Bungalow of the Mind

Was it the late night hamburger and french fries at Noah's Ark on Grand Street? The two glasses of wine prior to that at the Embodied Light exhibition opening at the Educational Alliance? The frenzied, hour-long exercise-fest at the JCC?  The trip to Lincoln Center earlier to scout out a location for the September 18th Shofar FlashMob? Work-related emails that were read and responded to starting at 11 p.m.?

Or was it the driving, incessant rain that turned the Hudson River red, flooded roads, wrecked my hair as I dashed to meetings and parties and soaked my sneakers as I dragged Alfie and Nala outside on walks? Locally, the rain is but a mild manifestation of the wrathful weather experienced by neighboring states and communities; still, it serves to literally wash away memories of the summer that was, the long, sun-soaked days, the view from the porch of my bungalow,  Shabbat walks along quiet roads, peaceful floating in Walton Lake, the skunks, deer and raccoons, a season that played hard to get and then refused to linger.

Perhaps it is the cumulative stress from the dozens of hours I spent in my car over the past week, sitting in weather and weekend-related traffic; perhaps it is dismay relating to plans that were ruined. Maybe it has to do with a grander and sadder matter relating to the weather...the awareness that Planet Earth is showing signs of Post Traumatic Stress from the abuse she has suffered at humankind's hand.

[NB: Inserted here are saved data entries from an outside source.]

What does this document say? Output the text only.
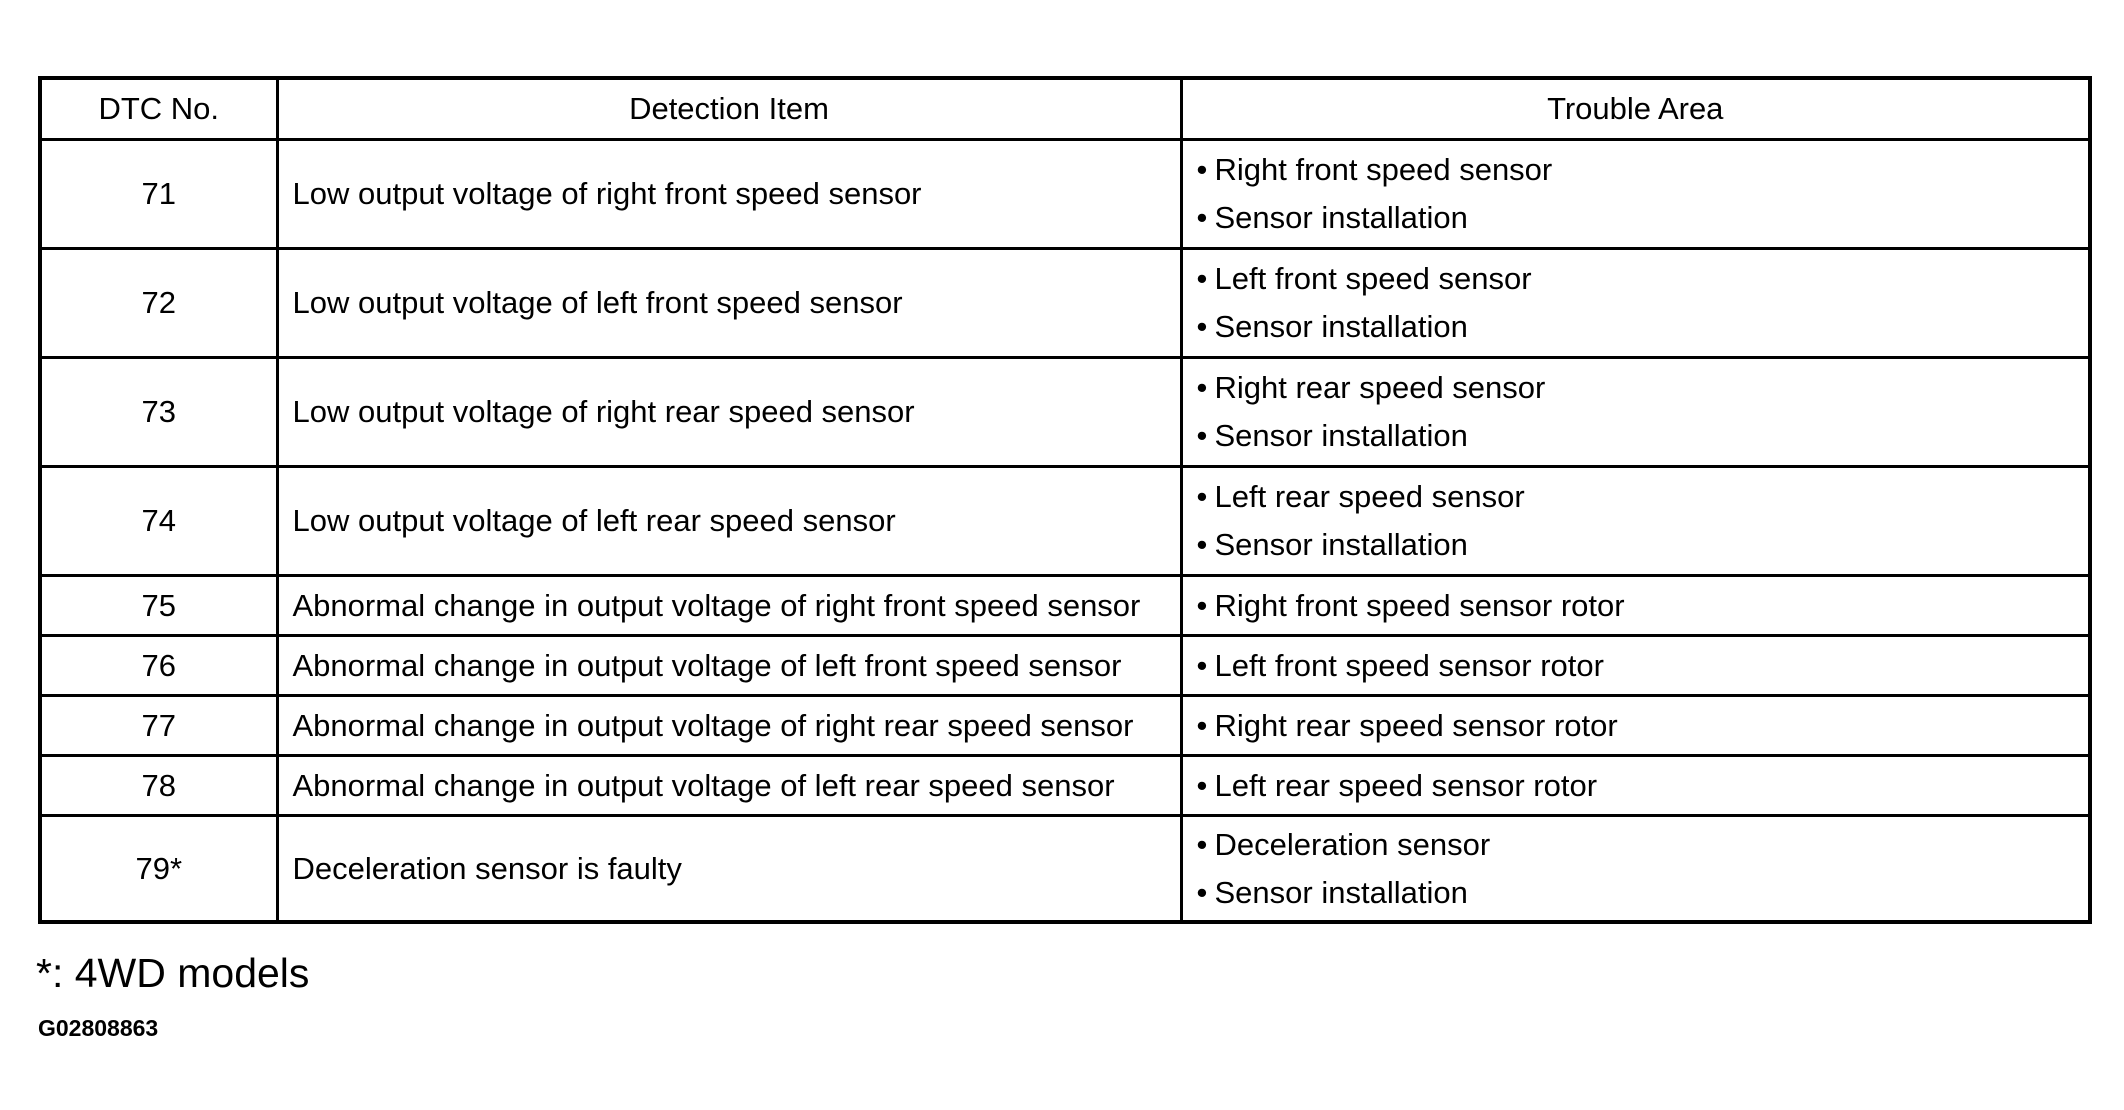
DTC No.	Detection Item	Trouble Area
71	Low output voltage of right front speed sensor	• Right front speed sensor
• Sensor installation

72	Low output voltage of left front speed sensor	• Left front speed sensor
• Sensor installation

73	Low output voltage of right rear speed sensor	• Right rear speed sensor
• Sensor installation

74	Low output voltage of left rear speed sensor	• Left rear speed sensor
• Sensor installation

75	Abnormal change in output voltage of right front speed sensor	• Right front speed sensor rotor

76	Abnormal change in output voltage of left front speed sensor	• Left front speed sensor rotor

77	Abnormal change in output voltage of right rear speed sensor	• Right rear speed sensor rotor

78	Abnormal change in output voltage of left rear speed sensor	• Left rear speed sensor rotor

79*	Deceleration sensor is faulty	• Deceleration sensor
• Sensor installation
*: 4WD models
G02808863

It could be a million things and it probably is. On Monday morning we packed up our belongings and moved back to Manhattan. There were many events over the weekend, a visit from my sister, a wedding, celebratory dinners, hours lost in rural New Jersey, a trip to Connecticut, just on the border of Massachusetts. I am surely sleep-deprived. I could be eating better. I could be drinking less.

And then, spread out like a canopy that all but blocks our view of the sky, is the impending anniversary of September 11, 2001 in New York City. Normally drawn to the maudlin and melancholy, I find myself unable to tune in to anything commemorative so I tune out. Emotionally, that is. I show up at the events and the exhibition openings. I even contribute my memories and thoughts. I listen and applaud. I nod. I look like I am paying attention.

But I am not here now. I am a million miles away. I am in a place that is eternal summer. I am elsewhere, residing in a bungalow of the mind.